Le grand film d’espionnage « Five fingers » (1952) – son titre original – de Joseph L. Mankiewicz est de retour dans les salles de cinéma, distribué par l’indispensable Swashbuckler Films dans une superbe version restaurée 4k. Tourné à Ankara et Istanbul pour la Twentieth Century-Fox, ce chef d’oeuvre de Mankiewicz retrace l’extraordinaire et véridique histoire, en plein conflit mondial, d’une taupe infiltrée à l’ambassade du Royaume-Uni dans la capitale turque.

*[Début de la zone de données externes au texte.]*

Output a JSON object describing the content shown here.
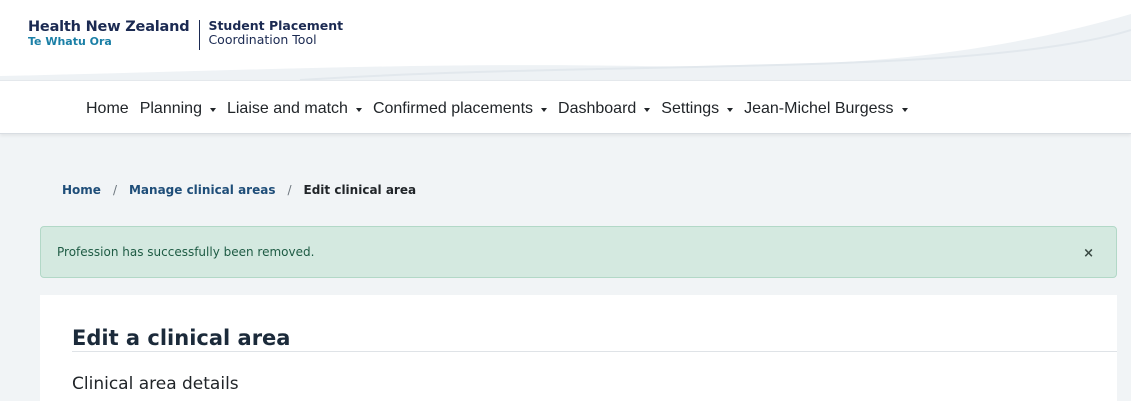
{
  "brand": {
    "name": "Health New Zealand",
    "subname": "Te Whatu Ora",
    "tool_title": "Student Placement",
    "tool_subtitle": "Coordination Tool"
  },
  "nav": {
    "items": [
      {
        "label": "Home",
        "dropdown": false
      },
      {
        "label": "Planning",
        "dropdown": true
      },
      {
        "label": "Liaise and match",
        "dropdown": true
      },
      {
        "label": "Confirmed placements",
        "dropdown": true
      },
      {
        "label": "Dashboard",
        "dropdown": true
      },
      {
        "label": "Settings",
        "dropdown": true
      },
      {
        "label": "Jean-Michel Burgess",
        "dropdown": true
      }
    ]
  },
  "breadcrumb": {
    "home": "Home",
    "separator": "/",
    "manage": "Manage clinical areas",
    "current": "Edit clinical area"
  },
  "alert": {
    "message": "Profession has successfully been removed.",
    "close": "×"
  },
  "page": {
    "title": "Edit a clinical area",
    "section_title": "Clinical area details"
  },
  "colors": {
    "brand_navy": "#1b2a52",
    "brand_teal": "#1a7fa6",
    "link": "#1f4e79",
    "alert_bg": "#d4e9e0",
    "alert_text": "#1e5b44",
    "page_bg": "#f1f4f6"
  }
}
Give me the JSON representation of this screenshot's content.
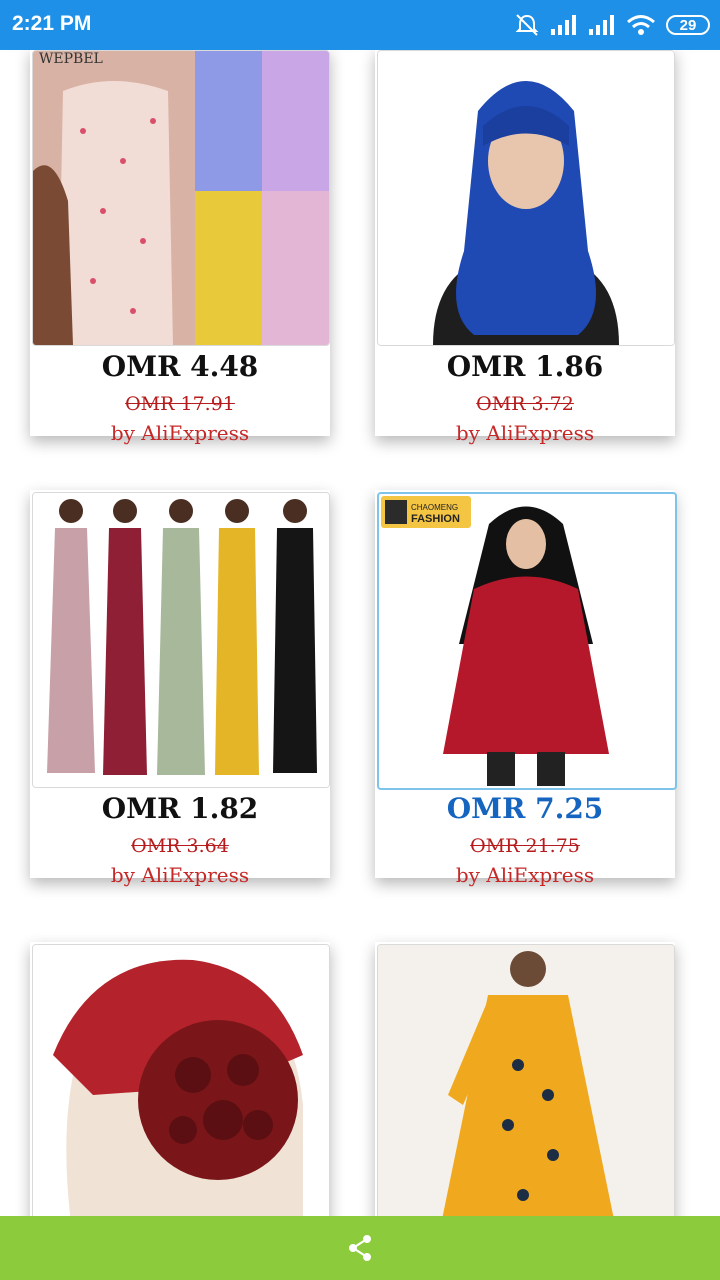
{
  "status_bar": {
    "time": "2:21 PM",
    "battery": "29"
  },
  "products": [
    {
      "price": "OMR 4.48",
      "old_price": "OMR 17.91",
      "seller": "by AliExpress",
      "image": "floral-slip-dress-collage",
      "logo_text": "WEPBEL"
    },
    {
      "price": "OMR 1.86",
      "old_price": "OMR 3.72",
      "seller": "by AliExpress",
      "image": "blue-hijab-model"
    },
    {
      "price": "OMR 1.82",
      "old_price": "OMR 3.64",
      "seller": "by AliExpress",
      "image": "long-bodycon-dresses-five-colors"
    },
    {
      "price": "OMR 7.25",
      "old_price": "OMR 21.75",
      "seller": "by AliExpress",
      "image": "red-sequin-tunic-hijab",
      "brand_line1": "CHAOMENG",
      "brand_line2": "FASHION"
    },
    {
      "price": "",
      "old_price": "",
      "seller": "",
      "image": "red-flower-turban-cap"
    },
    {
      "price": "",
      "old_price": "",
      "seller": "",
      "image": "yellow-embroidered-abaya"
    }
  ],
  "colors": {
    "status_bar": "#1e90e8",
    "bottom_bar": "#8ccc3c",
    "selected_price": "#1565c0",
    "seller_red": "#c62828"
  },
  "icons": {
    "share": "share-icon"
  }
}
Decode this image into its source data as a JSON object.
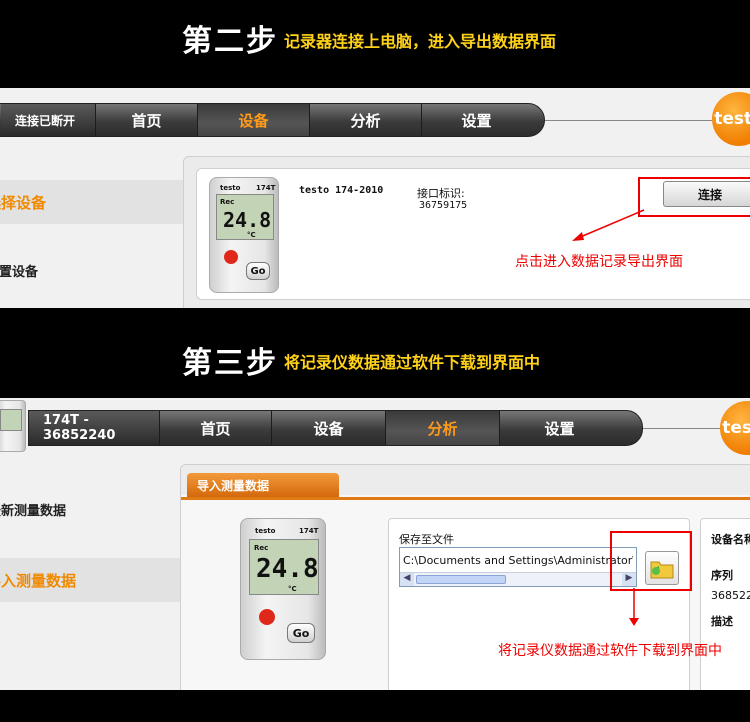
{
  "step2": {
    "title": "第二步",
    "desc": "记录器连接上电脑，进入导出数据界面",
    "status_label": "连接已断开",
    "tabs": [
      "首页",
      "设备",
      "分析",
      "设置"
    ],
    "active_tab": "设备",
    "logo_text": "testo",
    "menu": [
      "选择设备",
      "配置设备"
    ],
    "device_model": "testo 174-2010",
    "interface_label": "接口标识:",
    "interface_id": "36759175",
    "connect_button": "连接",
    "annotation": "点击进入数据记录导出界面",
    "device_brand": "testo",
    "device_type": "174T",
    "device_rec": "Rec",
    "device_reading": "24.8",
    "device_unit": "°C",
    "go_label": "Go"
  },
  "step3": {
    "title": "第三步",
    "desc": "将记录仪数据通过软件下载到界面中",
    "device_label": "174T - 36852240",
    "tabs": [
      "首页",
      "设备",
      "分析",
      "设置"
    ],
    "active_tab": "分析",
    "logo_text": "testo",
    "menu": [
      "最新测量数据",
      "导入测量数据"
    ],
    "panel_tab": "导入测量数据",
    "save_to_file_label": "保存至文件",
    "file_path": "C:\\Documents and Settings\\Administrator\\桌面",
    "right_header": "设备名称",
    "serial_label": "序列",
    "serial_value": "368522",
    "desc_label": "描述",
    "annotation": "将记录仪数据通过软件下载到界面中",
    "device_brand": "testo",
    "device_type": "174T",
    "device_rec": "Rec",
    "device_reading": "24.8",
    "device_unit": "°C",
    "go_label": "Go"
  }
}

« L’Affaire Cicéron » – le nom de code du mystérieux espion – se déroule en 1944 à Ankara dans la Turquie neutre et plus précisément dans les appartements privés de l’ambassadeur du Royaume-Uni. Diello alias Cicéron (James Mason), son élégant et distingué domestique albanais, entreprend un business florissant en photographiant des documents secrets rangés dans le coffre de l’ambassade. En les vendant à l’ennemi nazi, l’homme est motivé non par admiration du Troisième Reich mais par simple appât du gain. Surtout, cette fortune amassée permettra au valet d’entrevoir la possibilité de s’extraire définitivement de sa condition sociale et d’accéder au monde qu’il servait auparavant. Enfin, les centaines de milliers de pounds lui permettront d’avoir les faveurs de son ancienne patronne, la désargentée comtesse Staviska (Danielle Darrieux).

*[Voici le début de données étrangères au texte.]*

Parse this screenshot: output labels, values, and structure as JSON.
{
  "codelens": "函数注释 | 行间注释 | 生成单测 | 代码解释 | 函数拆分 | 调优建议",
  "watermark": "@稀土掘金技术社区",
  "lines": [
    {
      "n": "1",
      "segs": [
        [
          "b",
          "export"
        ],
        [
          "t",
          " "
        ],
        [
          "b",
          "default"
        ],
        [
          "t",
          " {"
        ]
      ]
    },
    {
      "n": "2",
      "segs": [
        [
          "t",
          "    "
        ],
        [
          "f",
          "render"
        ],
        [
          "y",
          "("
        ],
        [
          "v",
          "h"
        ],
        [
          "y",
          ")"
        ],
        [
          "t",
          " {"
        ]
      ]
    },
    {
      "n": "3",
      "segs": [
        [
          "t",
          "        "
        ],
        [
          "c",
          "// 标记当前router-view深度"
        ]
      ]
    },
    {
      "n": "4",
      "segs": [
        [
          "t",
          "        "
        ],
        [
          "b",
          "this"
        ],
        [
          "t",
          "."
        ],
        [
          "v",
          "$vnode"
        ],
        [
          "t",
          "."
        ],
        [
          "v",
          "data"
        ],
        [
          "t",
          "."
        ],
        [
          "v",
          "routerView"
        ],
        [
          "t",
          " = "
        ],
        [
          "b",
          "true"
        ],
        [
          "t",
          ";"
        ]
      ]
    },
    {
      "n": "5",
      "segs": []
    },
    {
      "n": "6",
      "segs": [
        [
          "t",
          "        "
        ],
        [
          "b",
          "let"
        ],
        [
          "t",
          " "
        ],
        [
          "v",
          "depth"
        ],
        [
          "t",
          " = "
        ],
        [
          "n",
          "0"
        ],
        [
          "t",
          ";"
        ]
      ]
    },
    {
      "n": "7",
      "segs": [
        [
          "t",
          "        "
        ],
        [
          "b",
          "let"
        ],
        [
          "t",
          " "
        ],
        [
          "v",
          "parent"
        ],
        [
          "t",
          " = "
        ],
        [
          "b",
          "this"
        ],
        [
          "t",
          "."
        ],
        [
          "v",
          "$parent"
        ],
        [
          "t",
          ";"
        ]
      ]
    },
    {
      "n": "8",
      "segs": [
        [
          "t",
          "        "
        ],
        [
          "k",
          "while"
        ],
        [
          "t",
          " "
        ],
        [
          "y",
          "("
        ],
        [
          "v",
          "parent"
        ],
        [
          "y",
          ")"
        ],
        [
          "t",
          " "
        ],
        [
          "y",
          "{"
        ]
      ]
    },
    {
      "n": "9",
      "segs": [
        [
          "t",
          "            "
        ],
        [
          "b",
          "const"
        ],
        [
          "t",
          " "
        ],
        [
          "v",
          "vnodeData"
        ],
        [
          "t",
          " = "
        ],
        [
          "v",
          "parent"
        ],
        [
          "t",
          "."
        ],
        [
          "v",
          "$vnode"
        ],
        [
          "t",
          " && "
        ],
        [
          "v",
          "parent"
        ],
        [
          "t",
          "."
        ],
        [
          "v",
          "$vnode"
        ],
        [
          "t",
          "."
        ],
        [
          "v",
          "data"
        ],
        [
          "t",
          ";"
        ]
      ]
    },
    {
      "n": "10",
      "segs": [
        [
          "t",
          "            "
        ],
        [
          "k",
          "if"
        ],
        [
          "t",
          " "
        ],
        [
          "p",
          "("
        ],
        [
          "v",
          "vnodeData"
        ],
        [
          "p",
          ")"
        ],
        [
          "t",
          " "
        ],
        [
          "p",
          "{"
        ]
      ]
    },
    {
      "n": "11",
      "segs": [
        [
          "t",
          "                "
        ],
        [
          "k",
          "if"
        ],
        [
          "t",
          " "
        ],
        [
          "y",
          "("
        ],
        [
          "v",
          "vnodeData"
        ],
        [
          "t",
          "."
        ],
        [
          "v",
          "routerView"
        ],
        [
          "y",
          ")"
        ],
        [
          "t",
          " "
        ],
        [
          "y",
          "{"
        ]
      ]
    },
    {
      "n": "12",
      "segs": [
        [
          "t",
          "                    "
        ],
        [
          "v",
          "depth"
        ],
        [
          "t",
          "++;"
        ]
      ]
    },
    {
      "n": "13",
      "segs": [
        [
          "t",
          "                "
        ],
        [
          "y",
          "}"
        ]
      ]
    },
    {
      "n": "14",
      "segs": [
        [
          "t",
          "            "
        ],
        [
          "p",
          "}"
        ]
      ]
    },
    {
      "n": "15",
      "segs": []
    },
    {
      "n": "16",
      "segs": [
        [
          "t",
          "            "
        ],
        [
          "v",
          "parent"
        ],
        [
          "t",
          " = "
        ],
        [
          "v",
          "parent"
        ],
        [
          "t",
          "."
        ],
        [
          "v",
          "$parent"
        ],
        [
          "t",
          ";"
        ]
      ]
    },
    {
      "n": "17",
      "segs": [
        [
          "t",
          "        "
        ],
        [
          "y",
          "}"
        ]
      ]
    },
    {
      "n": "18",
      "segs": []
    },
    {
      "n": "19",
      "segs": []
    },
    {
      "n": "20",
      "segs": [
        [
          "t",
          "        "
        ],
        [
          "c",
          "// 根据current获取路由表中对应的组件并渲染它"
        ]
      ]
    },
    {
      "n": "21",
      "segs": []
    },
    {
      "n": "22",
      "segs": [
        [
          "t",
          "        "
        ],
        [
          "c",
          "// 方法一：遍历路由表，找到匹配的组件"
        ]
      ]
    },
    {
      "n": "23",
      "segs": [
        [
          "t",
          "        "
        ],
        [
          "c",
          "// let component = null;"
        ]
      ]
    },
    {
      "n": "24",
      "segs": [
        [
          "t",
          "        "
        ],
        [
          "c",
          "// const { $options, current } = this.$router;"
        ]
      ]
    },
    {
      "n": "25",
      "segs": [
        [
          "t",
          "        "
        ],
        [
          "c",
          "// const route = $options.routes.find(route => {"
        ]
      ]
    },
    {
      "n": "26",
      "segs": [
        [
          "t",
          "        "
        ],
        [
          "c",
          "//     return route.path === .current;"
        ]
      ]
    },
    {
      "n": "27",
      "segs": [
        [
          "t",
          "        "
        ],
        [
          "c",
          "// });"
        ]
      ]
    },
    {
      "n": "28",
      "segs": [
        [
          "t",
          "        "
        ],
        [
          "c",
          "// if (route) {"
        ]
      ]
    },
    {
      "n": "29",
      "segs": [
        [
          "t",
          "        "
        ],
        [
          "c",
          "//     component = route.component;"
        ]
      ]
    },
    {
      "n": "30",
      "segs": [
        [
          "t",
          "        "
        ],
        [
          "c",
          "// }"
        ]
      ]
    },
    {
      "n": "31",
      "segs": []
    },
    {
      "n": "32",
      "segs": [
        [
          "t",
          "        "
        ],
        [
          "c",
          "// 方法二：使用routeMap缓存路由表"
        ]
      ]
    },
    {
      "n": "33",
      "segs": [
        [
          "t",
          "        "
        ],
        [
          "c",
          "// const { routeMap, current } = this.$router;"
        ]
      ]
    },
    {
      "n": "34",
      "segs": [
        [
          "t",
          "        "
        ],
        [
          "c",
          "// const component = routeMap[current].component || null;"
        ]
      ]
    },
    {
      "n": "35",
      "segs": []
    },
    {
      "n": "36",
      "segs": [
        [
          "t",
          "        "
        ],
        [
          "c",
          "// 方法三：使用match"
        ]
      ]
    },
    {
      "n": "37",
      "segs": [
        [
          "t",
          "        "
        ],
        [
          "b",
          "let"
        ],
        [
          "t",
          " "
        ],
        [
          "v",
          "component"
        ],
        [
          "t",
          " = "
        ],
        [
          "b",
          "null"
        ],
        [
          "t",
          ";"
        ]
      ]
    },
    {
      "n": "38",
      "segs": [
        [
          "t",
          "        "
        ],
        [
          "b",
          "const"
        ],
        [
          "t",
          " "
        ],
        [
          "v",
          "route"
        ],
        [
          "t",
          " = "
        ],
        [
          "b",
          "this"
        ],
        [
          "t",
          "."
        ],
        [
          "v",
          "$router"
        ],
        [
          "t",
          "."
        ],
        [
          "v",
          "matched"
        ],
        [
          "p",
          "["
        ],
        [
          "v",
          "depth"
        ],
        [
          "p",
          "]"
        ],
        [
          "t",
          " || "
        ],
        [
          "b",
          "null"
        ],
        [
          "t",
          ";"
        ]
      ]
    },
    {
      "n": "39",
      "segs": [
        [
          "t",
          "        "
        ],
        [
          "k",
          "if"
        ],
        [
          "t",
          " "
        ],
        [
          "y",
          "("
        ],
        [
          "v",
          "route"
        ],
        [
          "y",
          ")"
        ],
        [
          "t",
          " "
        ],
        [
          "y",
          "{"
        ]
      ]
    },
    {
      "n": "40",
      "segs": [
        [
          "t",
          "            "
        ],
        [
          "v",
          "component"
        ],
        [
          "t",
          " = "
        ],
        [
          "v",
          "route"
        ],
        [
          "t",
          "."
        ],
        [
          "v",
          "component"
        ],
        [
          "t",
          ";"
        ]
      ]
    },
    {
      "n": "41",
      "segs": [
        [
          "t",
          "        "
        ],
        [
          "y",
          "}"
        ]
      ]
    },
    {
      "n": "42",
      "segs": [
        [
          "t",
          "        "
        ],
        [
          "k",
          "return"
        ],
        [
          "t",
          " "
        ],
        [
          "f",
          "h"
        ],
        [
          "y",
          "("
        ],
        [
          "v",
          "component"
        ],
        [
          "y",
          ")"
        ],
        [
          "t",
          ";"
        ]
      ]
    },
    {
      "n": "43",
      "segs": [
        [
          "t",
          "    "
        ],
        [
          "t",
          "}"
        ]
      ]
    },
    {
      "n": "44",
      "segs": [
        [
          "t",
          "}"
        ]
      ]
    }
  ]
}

Adapté du roman de L.C. Moyzisch, qui travaillait lui-même à l’ambassade britannique, ce thriller passionnant co-écrit par Mankiewicz et Michael Wilson, est une totale réussite. Suspense haletant, rythme effréné, dialogues sarcastiques, musique du grand Bernard Hermann… « L’Affaire Cicéron » est une oeuvre jubilatoire: l’ouverture du coffre qui détient les documents, les séances de photographies des dossiers, les poursuites dans les souks d’Istanbul… autant de scènes mythiques que le beau noir et blanc transcendent et impriment dans nos mémoires.

D’une redoutable finesse d’esprit, Mankiewicz distille dans son « Affaire Cicéron », qu’aurait du réaliser Henry Hathaway, une savante étude psychologique des troubles Diello et la comtesse déchue Staviska: leur opportunisme, leur cynisme, leur égocentrisme, le mépris de classe qu’ils ont l’un pour l’autre rendent impossible une parfaite conclusion de leurs projets.

James Mason et Danielle Darrieux sont au sommet de leur art.